Au début de ce premier épisode le 16 novembre 2013, nous avons eu la grande joie d’aller chercher notre van hyundai h100 au garage à Santiago. Nom : Princesse, date de naissance : 1994,  hauteur au garot : 2m20 , nombre de kilomètres : 150 000 km.  A l’occasion de notre despedida (soirée d’adieu), nous avons voulu montrer à Cristian (notre maestro chilien) ledit camion… qui s’est trouvé avoir le pneu gauche avant crevé ! Première déconfiture, mais pas de panique ! Ce n’est après tout qu’un détail.
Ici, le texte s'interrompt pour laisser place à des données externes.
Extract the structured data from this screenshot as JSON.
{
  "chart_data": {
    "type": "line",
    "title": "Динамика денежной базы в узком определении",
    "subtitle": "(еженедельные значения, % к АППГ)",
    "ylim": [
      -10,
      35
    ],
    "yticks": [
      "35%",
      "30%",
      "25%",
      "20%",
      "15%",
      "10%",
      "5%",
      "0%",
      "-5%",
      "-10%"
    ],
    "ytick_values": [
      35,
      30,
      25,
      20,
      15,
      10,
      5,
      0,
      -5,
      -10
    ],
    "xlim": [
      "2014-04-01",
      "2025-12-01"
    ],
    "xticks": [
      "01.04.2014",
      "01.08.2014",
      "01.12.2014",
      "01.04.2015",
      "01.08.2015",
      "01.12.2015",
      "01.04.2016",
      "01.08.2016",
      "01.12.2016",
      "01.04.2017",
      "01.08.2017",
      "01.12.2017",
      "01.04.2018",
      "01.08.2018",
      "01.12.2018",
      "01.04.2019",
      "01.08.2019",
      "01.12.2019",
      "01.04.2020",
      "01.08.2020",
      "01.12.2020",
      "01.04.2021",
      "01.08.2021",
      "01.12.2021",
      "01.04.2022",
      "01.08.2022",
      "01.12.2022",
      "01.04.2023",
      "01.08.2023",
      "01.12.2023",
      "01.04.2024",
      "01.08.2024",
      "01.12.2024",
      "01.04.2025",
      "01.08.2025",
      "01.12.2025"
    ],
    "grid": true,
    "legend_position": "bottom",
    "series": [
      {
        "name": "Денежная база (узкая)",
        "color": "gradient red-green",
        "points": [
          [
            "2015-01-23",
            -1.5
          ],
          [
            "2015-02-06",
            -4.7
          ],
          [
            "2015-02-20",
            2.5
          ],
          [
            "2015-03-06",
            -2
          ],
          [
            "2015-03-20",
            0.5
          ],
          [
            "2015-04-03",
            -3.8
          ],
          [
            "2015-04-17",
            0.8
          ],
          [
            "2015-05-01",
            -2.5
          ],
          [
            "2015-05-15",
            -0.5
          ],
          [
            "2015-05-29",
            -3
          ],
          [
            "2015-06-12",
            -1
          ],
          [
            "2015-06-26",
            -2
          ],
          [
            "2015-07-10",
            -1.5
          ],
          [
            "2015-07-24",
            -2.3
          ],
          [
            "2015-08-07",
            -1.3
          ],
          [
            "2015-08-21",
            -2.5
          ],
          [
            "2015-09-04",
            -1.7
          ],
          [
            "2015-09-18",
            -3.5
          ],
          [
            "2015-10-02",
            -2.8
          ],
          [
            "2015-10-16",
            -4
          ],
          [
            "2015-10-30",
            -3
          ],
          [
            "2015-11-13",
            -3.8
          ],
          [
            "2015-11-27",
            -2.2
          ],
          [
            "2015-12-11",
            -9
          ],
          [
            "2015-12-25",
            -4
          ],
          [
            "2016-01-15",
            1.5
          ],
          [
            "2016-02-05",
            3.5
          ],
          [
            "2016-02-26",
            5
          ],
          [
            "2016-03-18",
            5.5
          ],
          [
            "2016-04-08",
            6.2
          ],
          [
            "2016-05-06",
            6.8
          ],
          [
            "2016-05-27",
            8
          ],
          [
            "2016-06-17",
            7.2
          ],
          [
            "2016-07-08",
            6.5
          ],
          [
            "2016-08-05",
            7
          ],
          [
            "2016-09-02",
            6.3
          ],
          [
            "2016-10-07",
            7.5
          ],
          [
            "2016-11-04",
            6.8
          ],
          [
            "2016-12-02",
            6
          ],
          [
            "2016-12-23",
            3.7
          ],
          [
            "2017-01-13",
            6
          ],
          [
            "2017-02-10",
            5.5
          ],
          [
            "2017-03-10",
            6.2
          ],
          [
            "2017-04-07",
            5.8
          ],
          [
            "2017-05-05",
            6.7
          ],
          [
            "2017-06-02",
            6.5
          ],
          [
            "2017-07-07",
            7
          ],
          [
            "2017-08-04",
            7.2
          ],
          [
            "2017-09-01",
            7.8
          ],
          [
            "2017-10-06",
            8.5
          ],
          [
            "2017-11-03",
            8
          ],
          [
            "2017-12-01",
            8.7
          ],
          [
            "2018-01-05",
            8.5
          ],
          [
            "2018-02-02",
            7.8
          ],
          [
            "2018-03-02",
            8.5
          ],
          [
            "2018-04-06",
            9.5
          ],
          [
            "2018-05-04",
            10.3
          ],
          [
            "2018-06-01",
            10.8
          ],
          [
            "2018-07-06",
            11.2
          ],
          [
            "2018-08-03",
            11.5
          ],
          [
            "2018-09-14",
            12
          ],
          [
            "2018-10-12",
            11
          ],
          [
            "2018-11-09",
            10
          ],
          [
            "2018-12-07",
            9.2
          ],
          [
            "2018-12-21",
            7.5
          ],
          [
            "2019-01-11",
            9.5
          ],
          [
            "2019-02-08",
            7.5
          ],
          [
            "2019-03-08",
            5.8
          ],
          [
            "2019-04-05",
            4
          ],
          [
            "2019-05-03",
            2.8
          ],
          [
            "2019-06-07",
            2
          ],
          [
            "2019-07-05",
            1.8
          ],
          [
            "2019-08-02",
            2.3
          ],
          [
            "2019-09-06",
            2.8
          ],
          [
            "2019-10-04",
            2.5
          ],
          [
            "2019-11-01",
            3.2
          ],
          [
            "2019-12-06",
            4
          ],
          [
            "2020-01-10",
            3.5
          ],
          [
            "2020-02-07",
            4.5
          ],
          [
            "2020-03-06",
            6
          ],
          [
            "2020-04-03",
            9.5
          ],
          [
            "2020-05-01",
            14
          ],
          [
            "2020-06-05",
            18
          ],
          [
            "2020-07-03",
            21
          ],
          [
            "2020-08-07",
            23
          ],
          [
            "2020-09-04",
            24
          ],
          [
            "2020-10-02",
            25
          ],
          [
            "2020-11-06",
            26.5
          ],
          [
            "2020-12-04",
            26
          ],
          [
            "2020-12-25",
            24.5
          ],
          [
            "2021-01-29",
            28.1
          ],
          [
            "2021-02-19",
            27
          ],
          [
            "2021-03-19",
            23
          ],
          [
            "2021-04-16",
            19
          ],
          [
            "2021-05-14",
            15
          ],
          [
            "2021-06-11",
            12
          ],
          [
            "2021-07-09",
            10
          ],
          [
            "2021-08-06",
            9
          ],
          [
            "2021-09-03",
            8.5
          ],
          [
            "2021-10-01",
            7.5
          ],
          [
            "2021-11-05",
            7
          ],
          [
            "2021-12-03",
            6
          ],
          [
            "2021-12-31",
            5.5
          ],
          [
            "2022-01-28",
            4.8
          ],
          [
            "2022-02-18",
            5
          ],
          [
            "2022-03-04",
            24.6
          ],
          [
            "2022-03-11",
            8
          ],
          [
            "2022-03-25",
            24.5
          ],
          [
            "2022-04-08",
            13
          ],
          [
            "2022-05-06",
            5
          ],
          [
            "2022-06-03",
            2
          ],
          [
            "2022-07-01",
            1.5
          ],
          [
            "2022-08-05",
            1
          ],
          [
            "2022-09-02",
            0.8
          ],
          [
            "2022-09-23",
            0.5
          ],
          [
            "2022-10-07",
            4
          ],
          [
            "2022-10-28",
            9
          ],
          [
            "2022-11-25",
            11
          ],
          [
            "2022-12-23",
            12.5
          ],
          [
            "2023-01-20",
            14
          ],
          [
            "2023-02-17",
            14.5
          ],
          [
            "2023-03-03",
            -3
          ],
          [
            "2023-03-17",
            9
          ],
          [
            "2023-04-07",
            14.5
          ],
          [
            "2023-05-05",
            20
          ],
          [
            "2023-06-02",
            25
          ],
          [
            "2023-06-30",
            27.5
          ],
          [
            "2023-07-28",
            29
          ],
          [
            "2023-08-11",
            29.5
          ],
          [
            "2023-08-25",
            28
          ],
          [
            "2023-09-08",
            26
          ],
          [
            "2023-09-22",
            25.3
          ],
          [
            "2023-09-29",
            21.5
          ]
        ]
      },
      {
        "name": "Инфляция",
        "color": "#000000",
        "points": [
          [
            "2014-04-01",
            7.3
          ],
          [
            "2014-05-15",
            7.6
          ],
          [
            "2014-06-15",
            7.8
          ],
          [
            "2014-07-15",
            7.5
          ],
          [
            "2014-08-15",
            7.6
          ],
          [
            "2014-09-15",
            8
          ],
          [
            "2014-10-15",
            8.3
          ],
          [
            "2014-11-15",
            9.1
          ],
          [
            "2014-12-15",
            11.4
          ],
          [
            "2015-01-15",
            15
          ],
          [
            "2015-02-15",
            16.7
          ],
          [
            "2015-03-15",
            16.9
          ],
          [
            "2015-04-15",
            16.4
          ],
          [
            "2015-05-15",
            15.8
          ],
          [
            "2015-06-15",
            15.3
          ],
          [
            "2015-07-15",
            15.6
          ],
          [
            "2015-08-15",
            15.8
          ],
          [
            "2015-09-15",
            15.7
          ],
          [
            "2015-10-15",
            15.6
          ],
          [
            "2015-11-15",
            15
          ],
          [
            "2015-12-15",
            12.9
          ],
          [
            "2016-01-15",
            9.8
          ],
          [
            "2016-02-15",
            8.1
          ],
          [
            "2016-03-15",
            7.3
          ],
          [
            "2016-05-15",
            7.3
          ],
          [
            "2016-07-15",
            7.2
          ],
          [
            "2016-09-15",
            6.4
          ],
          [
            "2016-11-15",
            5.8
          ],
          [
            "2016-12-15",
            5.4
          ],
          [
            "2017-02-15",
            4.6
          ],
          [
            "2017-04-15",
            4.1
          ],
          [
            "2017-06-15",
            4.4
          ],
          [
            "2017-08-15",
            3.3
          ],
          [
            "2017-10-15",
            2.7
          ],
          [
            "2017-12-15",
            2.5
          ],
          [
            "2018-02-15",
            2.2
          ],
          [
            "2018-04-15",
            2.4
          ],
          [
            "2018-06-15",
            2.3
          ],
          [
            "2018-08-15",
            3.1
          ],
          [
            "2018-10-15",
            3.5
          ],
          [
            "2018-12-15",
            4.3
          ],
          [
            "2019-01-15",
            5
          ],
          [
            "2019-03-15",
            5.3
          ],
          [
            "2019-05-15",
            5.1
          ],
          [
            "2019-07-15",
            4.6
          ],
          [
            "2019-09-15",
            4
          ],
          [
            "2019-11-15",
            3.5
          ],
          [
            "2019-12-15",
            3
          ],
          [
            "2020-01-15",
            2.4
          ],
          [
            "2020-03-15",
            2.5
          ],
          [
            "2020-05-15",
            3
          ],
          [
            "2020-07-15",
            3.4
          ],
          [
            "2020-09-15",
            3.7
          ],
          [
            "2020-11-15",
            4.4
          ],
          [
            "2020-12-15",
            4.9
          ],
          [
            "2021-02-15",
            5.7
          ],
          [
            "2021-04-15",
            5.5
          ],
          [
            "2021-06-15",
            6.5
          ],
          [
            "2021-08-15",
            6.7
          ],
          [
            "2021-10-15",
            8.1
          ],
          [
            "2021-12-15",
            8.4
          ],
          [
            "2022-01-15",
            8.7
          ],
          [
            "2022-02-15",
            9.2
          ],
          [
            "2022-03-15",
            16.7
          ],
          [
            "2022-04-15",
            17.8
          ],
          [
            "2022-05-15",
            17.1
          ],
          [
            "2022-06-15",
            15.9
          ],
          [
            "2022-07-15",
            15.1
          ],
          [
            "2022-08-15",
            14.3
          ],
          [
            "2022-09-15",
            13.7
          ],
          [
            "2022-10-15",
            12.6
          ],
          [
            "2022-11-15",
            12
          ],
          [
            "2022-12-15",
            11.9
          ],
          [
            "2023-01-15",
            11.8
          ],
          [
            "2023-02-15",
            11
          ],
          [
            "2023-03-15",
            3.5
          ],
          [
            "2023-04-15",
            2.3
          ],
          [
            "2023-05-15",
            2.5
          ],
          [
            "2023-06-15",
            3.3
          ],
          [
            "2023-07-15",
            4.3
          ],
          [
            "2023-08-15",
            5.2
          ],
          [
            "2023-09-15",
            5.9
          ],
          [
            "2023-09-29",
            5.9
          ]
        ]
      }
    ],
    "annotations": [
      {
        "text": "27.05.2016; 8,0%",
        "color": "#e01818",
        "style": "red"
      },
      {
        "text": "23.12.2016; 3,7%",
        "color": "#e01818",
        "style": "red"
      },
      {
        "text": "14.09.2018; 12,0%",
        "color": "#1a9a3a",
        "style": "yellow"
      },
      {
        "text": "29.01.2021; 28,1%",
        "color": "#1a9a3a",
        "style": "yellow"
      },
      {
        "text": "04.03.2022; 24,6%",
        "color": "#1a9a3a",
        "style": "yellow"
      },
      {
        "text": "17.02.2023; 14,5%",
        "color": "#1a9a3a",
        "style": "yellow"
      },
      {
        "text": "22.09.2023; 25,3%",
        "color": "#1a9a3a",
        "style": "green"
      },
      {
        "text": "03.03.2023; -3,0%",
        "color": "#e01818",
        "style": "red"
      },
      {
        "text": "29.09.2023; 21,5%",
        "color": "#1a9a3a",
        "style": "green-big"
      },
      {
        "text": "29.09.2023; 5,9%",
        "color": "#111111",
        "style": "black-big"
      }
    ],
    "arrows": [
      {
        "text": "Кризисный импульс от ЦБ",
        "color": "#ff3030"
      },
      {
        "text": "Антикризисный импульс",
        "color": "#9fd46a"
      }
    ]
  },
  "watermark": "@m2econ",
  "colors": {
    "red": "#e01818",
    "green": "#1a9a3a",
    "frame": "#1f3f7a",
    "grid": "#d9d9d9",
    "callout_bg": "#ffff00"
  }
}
Nous voici donc le lendemain matin, dimanche 17 jour des élections présidentielles, en train de faire le tour des épiceries du quartier pour trouver un crick afin changer la roue. Une demi-heure plus tard, il y a sept personnes qui se sont allongées par terre pour analyser la situation, et deux voisins en train de resserrer les boulons de la roue de secours, un petit sourire en coin quand on leur explique qu’on va en Equateur.

Mercredi 20. Après un nouveau passage au garage, un coup de balais passé, les valises et le matériel chargés nous sommes sur le point de partir quand Cristian arrive pour nous faire un dernier adieu.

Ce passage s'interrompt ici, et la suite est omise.